Ricin Poisoning after Oral Ingestion of Castor Beans: A Case Report and Review of the Literature and Laboratory Testing.J Emerg Med. 2017 Nov; 53(5):e67-e71.JE
Ricin is a protein toxin derived from the castor bean plant Ricinus communis. Several cases secondary to its consumption have been published and, more recently, its use as a potential bioterrorism agent has also been reported. Oral absorption of ricin is highly erratic, leading to a wide spectrum of symptoms. In addition, conventional urine drug screening tests will not be able to detect this compound, posing a diagnostic challenge.

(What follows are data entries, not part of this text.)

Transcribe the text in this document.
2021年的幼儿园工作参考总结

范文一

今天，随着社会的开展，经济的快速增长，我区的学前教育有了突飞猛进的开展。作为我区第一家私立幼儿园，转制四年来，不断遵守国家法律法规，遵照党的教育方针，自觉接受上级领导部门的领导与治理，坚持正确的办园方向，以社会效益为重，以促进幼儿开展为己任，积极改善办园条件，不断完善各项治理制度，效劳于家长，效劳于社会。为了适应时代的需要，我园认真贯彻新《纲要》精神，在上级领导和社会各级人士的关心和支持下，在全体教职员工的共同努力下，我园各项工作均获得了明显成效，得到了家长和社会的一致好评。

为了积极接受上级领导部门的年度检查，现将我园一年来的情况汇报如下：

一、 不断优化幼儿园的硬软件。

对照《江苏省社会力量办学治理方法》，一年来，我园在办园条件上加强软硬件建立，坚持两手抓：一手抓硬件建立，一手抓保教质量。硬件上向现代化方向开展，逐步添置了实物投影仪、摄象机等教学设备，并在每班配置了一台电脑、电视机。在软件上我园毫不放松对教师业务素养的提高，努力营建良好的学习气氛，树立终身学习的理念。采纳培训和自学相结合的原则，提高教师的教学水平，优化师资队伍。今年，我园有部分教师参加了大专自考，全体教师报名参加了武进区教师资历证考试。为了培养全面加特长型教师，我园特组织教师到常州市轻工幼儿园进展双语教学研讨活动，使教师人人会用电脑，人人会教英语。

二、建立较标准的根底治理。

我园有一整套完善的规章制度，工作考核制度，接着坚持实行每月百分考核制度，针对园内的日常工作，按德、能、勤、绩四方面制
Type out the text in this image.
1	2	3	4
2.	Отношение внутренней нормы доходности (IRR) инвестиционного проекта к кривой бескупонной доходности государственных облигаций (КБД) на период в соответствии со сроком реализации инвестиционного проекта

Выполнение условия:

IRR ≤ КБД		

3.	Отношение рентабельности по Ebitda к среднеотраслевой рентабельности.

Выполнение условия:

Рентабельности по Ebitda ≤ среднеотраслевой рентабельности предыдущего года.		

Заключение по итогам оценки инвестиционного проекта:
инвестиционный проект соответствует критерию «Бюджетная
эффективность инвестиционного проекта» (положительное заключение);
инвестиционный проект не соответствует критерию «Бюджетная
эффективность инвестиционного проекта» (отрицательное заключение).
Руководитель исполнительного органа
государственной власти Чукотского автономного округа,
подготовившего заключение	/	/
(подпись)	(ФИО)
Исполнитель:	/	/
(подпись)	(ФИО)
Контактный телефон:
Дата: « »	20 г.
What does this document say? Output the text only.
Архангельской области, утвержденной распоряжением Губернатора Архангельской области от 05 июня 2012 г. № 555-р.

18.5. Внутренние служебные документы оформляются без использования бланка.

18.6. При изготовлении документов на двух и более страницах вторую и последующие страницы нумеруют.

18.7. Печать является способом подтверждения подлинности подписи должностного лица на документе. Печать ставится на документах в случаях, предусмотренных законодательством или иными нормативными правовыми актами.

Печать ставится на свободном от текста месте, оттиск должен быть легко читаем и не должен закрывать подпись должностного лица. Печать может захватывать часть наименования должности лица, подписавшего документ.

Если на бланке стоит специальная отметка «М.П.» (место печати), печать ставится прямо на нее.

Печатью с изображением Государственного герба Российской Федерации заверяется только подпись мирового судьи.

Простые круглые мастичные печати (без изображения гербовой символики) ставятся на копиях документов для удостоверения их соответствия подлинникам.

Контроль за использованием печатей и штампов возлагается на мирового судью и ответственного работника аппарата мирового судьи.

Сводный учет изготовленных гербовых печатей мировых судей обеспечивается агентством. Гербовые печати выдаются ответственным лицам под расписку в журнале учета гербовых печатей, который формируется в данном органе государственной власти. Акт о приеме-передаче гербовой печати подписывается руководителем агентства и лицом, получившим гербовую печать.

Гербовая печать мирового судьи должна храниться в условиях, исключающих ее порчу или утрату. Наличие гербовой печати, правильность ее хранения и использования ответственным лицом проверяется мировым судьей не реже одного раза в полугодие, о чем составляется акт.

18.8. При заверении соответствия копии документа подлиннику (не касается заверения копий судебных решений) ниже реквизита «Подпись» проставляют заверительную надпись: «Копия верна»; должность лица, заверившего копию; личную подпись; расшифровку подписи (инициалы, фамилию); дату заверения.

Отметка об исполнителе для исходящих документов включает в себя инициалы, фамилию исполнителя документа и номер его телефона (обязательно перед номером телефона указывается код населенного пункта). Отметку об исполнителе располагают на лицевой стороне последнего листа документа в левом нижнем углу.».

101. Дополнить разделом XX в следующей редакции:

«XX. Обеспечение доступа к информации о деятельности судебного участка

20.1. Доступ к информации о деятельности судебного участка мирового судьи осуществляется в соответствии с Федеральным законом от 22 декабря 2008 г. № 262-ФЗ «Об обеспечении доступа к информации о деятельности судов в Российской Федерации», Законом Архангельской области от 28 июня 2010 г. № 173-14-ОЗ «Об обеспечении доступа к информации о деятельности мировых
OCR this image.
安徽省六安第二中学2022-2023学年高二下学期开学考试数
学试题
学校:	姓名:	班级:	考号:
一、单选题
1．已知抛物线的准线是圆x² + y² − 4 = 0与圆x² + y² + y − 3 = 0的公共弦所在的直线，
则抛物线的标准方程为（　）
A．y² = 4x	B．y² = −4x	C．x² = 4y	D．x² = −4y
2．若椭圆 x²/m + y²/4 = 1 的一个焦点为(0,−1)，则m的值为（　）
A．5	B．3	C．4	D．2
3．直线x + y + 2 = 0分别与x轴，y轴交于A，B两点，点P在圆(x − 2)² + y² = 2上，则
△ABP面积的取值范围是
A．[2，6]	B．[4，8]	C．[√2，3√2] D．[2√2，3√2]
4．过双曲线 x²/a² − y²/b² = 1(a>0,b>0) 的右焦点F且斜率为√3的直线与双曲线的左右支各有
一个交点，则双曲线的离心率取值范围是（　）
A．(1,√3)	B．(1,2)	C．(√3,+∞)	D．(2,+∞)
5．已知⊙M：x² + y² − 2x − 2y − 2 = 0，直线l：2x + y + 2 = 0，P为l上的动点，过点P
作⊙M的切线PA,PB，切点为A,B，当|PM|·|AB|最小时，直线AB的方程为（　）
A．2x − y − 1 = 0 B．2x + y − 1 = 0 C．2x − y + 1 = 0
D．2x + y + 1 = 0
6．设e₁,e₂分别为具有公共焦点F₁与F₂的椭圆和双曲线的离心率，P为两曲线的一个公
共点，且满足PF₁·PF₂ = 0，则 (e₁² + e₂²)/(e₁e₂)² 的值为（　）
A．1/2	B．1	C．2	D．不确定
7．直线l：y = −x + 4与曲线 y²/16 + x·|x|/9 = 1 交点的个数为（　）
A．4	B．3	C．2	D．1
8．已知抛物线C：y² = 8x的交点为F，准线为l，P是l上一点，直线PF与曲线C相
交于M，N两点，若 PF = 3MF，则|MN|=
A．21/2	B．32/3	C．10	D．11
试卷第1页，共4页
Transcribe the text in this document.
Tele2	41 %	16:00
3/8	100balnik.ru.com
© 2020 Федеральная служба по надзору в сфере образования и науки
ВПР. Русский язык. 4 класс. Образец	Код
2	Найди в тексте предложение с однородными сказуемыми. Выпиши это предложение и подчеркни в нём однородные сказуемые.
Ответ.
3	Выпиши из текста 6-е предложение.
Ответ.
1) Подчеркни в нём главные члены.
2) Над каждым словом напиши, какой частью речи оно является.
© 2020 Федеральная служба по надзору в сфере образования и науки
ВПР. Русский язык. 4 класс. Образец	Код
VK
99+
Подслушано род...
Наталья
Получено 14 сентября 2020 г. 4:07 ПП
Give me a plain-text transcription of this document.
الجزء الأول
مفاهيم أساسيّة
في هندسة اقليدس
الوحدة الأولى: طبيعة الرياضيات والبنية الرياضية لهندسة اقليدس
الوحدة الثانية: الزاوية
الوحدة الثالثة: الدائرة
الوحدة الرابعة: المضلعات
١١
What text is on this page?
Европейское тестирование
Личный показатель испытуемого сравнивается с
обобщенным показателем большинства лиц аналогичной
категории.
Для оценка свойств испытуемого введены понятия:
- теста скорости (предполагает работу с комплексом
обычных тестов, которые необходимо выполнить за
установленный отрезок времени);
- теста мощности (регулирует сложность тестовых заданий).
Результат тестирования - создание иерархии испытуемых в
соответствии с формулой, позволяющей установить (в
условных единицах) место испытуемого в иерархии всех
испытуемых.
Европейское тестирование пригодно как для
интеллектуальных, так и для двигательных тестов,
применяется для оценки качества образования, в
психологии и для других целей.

A male teenager intended to die by ingesting 200 castor beans after mixing and blending them with juice. Eight hours later, he presented with weakness, light-headedness, nausea, and vomiting and sought medical treatment. The patient was admitted and treated conservatively. An immune-based standard urine toxicology drug screen panel was reported as negative. A comprehensive untargeted urine drug screen test showed the presence of ricinine, a surrogate marker of ricin intoxication. He was transferred to the psychiatric service 3 days after admission. WHY SHOULD AN EMERGENCY PHYSICIAN BE AWARE OF THIS?: This case highlights the importance of knowing the peculiar pharmacokinetic properties of ricin after oral ingestion of castor beans and toxin release through mastication. Emergency physicians should be aware that oral absorption of ricin is dependent on several factors, such type and size of seeds and the geographic harvesting region, making it extremely difficult to estimate its lethality based solely on the number of ingested beans. Finally, comprehensive untargeted urine drug screening testing is highly valuable as a diagnostic tool in this context.